Two blocks up from the lake on a residential street in south Etobicoke, stickers are slapped across the parking metre at the entrance to the Green P lot.
‘Small street – big concern,’ they read; ‘right cause – wrong spot.’
It is here at 66 Third St., near Lake Shore Blvd. W. and Islington Ave., that the city is planning to erect an 80-bed adult shelter, to be operational within three to five years. The property, deemed surplus by the Toronto Parking Authority, was unveiled as one of six planned shelter sites in December – catching the community by surprise.
“I just think that somehow this has to be stopped,” Nadine, who lives in nearby seniors’ building, told CTV Toronto.
“This is very, very dangerous for the senior population, for the children that go to the neighborhood schools.”
“This parking lot is not the solution.”
A group of local residents has formed The New Toronto initiative, an advocacy group petitioning for the project to be paused.
“Frustrations are growing, particularly in the parent community,” Joanna, a mother of two school-aged children, told CTV Toronto.
She said there are concerns about children arriving safely to and from school.
“We don’t know how unpredictable encounters with shelter clients would be met on a street that doesn’t have a lot of foot traffic, that doesn’t have a lot of density,” she said.
“They’re going to get crackpipes, condoms, and needles, but they can’t use them on site... So we’re afraid they’re going to use in the alleys, the parks, and the parking lots in the neighbourhood,” Dean, a 40-year resident of the neighbourhood, told CTV Toronto.
The City, though, insists that the site, which is one lot south of Lake Shore Boulevard, offers access to transit and other services – and was one of the only options that met location, availability and budget criteria in Etobicoke of a hundred sites analyzed city-wide.

“Given the need and the demand, we have to focus on where the shelters are needed,” said Loretta Ramadhin, Director of Infrastructure, Planning & Development for Toronto Shelter and Support Services.
“The city is committed to being good neighbours. We have a good neighbour policy because we want the shelter to be successful in the community.”
City council has delegated shelter site selection to staff to depoliticize the process, though at a recent information session, Etobicoke-Lakeshore Councillor Amber Morley was confronted by dozens of constituents furious over the lack of consultation ahead of the announcement.
Morley declined an interview with CTV Toronto.
The city’s process is “focused on engagement, not on consultation of new shelter locations,” said Ramadhin, who stressed the need for shelters beyond the downtown core at a time when demand for spaces continues to climb.

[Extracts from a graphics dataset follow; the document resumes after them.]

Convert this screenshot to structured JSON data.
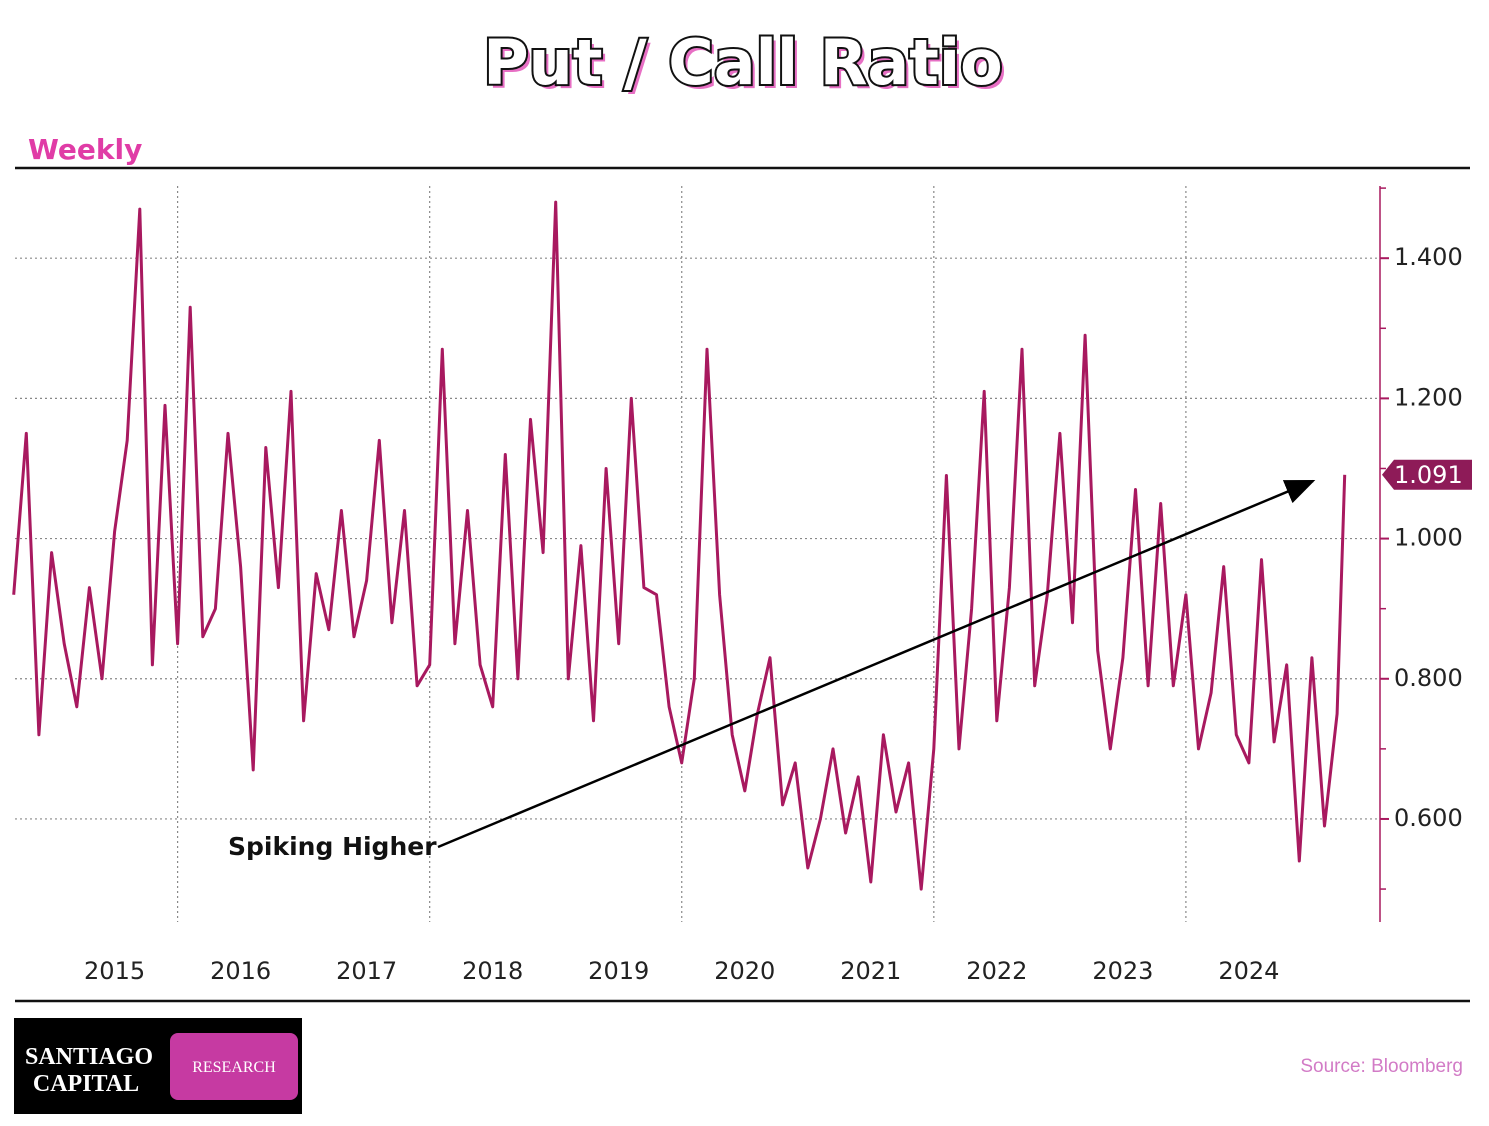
{
  "chart_data": {
    "type": "line",
    "title": "Put / Call Ratio",
    "subtitle": "Weekly",
    "source": "Source: Bloomberg",
    "logo": {
      "name_line1": "SANTIAGO",
      "name_line2": "CAPITAL",
      "badge": "RESEARCH"
    },
    "annotation": "Spiking Higher",
    "x": [
      2014.7,
      2014.8,
      2014.9,
      2015.0,
      2015.1,
      2015.2,
      2015.3,
      2015.4,
      2015.5,
      2015.6,
      2015.7,
      2015.8,
      2015.9,
      2016.0,
      2016.1,
      2016.2,
      2016.3,
      2016.4,
      2016.5,
      2016.6,
      2016.7,
      2016.8,
      2016.9,
      2017.0,
      2017.1,
      2017.2,
      2017.3,
      2017.4,
      2017.5,
      2017.6,
      2017.7,
      2017.8,
      2017.9,
      2018.0,
      2018.1,
      2018.2,
      2018.3,
      2018.4,
      2018.5,
      2018.6,
      2018.7,
      2018.8,
      2018.9,
      2019.0,
      2019.1,
      2019.2,
      2019.3,
      2019.4,
      2019.5,
      2019.6,
      2019.7,
      2019.8,
      2019.9,
      2020.0,
      2020.1,
      2020.2,
      2020.3,
      2020.4,
      2020.5,
      2020.6,
      2020.7,
      2020.8,
      2020.9,
      2021.0,
      2021.1,
      2021.2,
      2021.3,
      2021.4,
      2021.5,
      2021.6,
      2021.7,
      2021.8,
      2021.9,
      2022.0,
      2022.1,
      2022.2,
      2022.3,
      2022.4,
      2022.5,
      2022.6,
      2022.7,
      2022.8,
      2022.9,
      2023.0,
      2023.1,
      2023.2,
      2023.3,
      2023.4,
      2023.5,
      2023.6,
      2023.7,
      2023.8,
      2023.9,
      2024.0,
      2024.1,
      2024.2,
      2024.3,
      2024.4,
      2024.5,
      2024.6,
      2024.7,
      2024.8,
      2024.9,
      2025.0,
      2025.1,
      2025.2,
      2025.26
    ],
    "series": [
      {
        "name": "Put / Call Ratio",
        "color": "#a8195f",
        "values": [
          0.92,
          1.15,
          0.72,
          0.98,
          0.85,
          0.76,
          0.93,
          0.8,
          1.01,
          1.14,
          1.47,
          0.82,
          1.19,
          0.85,
          1.33,
          0.86,
          0.9,
          1.15,
          0.96,
          0.67,
          1.13,
          0.93,
          1.21,
          0.74,
          0.95,
          0.87,
          1.04,
          0.86,
          0.94,
          1.14,
          0.88,
          1.04,
          0.79,
          0.82,
          1.27,
          0.85,
          1.04,
          0.82,
          0.76,
          1.12,
          0.8,
          1.17,
          0.98,
          1.48,
          0.8,
          0.99,
          0.74,
          1.1,
          0.85,
          1.2,
          0.93,
          0.92,
          0.76,
          0.68,
          0.8,
          1.27,
          0.92,
          0.72,
          0.64,
          0.75,
          0.83,
          0.62,
          0.68,
          0.53,
          0.6,
          0.7,
          0.58,
          0.66,
          0.51,
          0.72,
          0.61,
          0.68,
          0.5,
          0.7,
          1.09,
          0.7,
          0.9,
          1.21,
          0.74,
          0.93,
          1.27,
          0.79,
          0.92,
          1.15,
          0.88,
          1.29,
          0.84,
          0.7,
          0.83,
          1.07,
          0.79,
          1.05,
          0.79,
          0.92,
          0.7,
          0.78,
          0.96,
          0.72,
          0.68,
          0.97,
          0.71,
          0.82,
          0.54,
          0.83,
          0.59,
          0.75,
          1.091
        ],
        "end_label": "1.091"
      }
    ],
    "xlim": [
      2014.71,
      2025.54
    ],
    "xticks": [
      {
        "value": 2015.5,
        "label": "2015"
      },
      {
        "value": 2016.5,
        "label": "2016"
      },
      {
        "value": 2017.5,
        "label": "2017"
      },
      {
        "value": 2018.5,
        "label": "2018"
      },
      {
        "value": 2019.5,
        "label": "2019"
      },
      {
        "value": 2020.5,
        "label": "2020"
      },
      {
        "value": 2021.5,
        "label": "2021"
      },
      {
        "value": 2022.5,
        "label": "2022"
      },
      {
        "value": 2023.5,
        "label": "2023"
      },
      {
        "value": 2024.5,
        "label": "2024"
      }
    ],
    "xgrid": [
      2016,
      2018,
      2020,
      2022,
      2024
    ],
    "ylim": [
      0.453,
      1.503
    ],
    "yticks": [
      {
        "value": 0.6,
        "label": "0.600"
      },
      {
        "value": 0.8,
        "label": "0.800"
      },
      {
        "value": 1.0,
        "label": "1.000"
      },
      {
        "value": 1.2,
        "label": "1.200"
      },
      {
        "value": 1.4,
        "label": "1.400"
      }
    ],
    "yminor": [
      0.5,
      0.7,
      0.9,
      1.1,
      1.3,
      1.5
    ],
    "grid": true,
    "axis_side": "right"
  }
}
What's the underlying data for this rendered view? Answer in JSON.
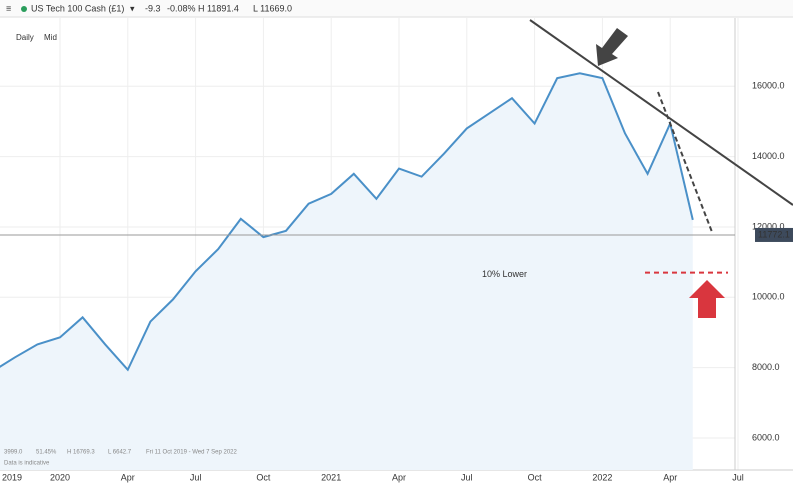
{
  "header": {
    "symbol": "US Tech 100 Cash (£1)",
    "change": "-9.3",
    "change_pct": "-0.08%",
    "high": "H 11891.4",
    "low": "L 11669.0"
  },
  "chart_data": {
    "type": "line",
    "interval": "Daily",
    "price_type": "Mid",
    "x": [
      "2019-10",
      "2019-11",
      "2019-12",
      "2020-01",
      "2020-02",
      "2020-03",
      "2020-04",
      "2020-05",
      "2020-06",
      "2020-07",
      "2020-08",
      "2020-09",
      "2020-10",
      "2020-11",
      "2020-12",
      "2021-01",
      "2021-02",
      "2021-03",
      "2021-04",
      "2021-05",
      "2021-06",
      "2021-07",
      "2021-08",
      "2021-09",
      "2021-10",
      "2021-11",
      "2021-12",
      "2022-01",
      "2022-02",
      "2022-03",
      "2022-04",
      "2022-05"
    ],
    "series": [
      {
        "name": "US Tech 100 Cash (£1)",
        "color": "#4a90c8",
        "values": [
          7890,
          8290,
          8660,
          8860,
          9430,
          8660,
          7940,
          9310,
          9940,
          10740,
          11370,
          12230,
          11710,
          11890,
          12660,
          12940,
          13510,
          12800,
          13660,
          13430,
          14090,
          14800,
          15230,
          15660,
          14940,
          16230,
          16370,
          16230,
          14660,
          13510,
          14940,
          12200
        ]
      }
    ],
    "ylim": [
      5090,
      17940
    ],
    "yticks": [
      {
        "value": 6000,
        "label": "6000.0"
      },
      {
        "value": 8000,
        "label": "8000.0"
      },
      {
        "value": 10000,
        "label": "10000.0"
      },
      {
        "value": 12000,
        "label": "12000.0"
      },
      {
        "value": 14000,
        "label": "14000.0"
      },
      {
        "value": 16000,
        "label": "16000.0"
      }
    ],
    "xticks": [
      {
        "value": "2019-10",
        "label": "2019"
      },
      {
        "value": "2020-01",
        "label": "2020"
      },
      {
        "value": "2020-04",
        "label": "Apr"
      },
      {
        "value": "2020-07",
        "label": "Jul"
      },
      {
        "value": "2020-10",
        "label": "Oct"
      },
      {
        "value": "2021-01",
        "label": "2021"
      },
      {
        "value": "2021-04",
        "label": "Apr"
      },
      {
        "value": "2021-07",
        "label": "Jul"
      },
      {
        "value": "2021-10",
        "label": "Oct"
      },
      {
        "value": "2022-01",
        "label": "2022"
      },
      {
        "value": "2022-04",
        "label": "Apr"
      },
      {
        "value": "2022-07",
        "label": "Jul"
      }
    ],
    "last_price": 11772.1,
    "annotation": {
      "text": "10% Lower",
      "value": 10700
    },
    "grid": true,
    "footer": {
      "low_close": "3999.0",
      "pct": "51.45%",
      "high": "H 16769.3",
      "low": "L 6642.7",
      "range": "Fri 11 Oct 2019 - Wed 7 Sep 2022",
      "note": "Data is indicative"
    }
  }
}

The system currently services more than 12,000 people nightly.
“We are seeing encampments pop up right across the city,” she said. “So that’s really why the conversation is about the successful integration – and not about consulting on if the community feels this is a good location or not.”
The city is promising the shelter would offer support services to clients as part of a pathway to permanent housing, as part of a broader strategy that would see 20 new shelters open across Toronto by 2033.
“We understand that there is a very serious homelessness crisis, but we want to work with the city to find more sustainable, safer solutions to this issue,” Joanna said.
“We want to be in a situation where the city puts shelters in areas that make sense.”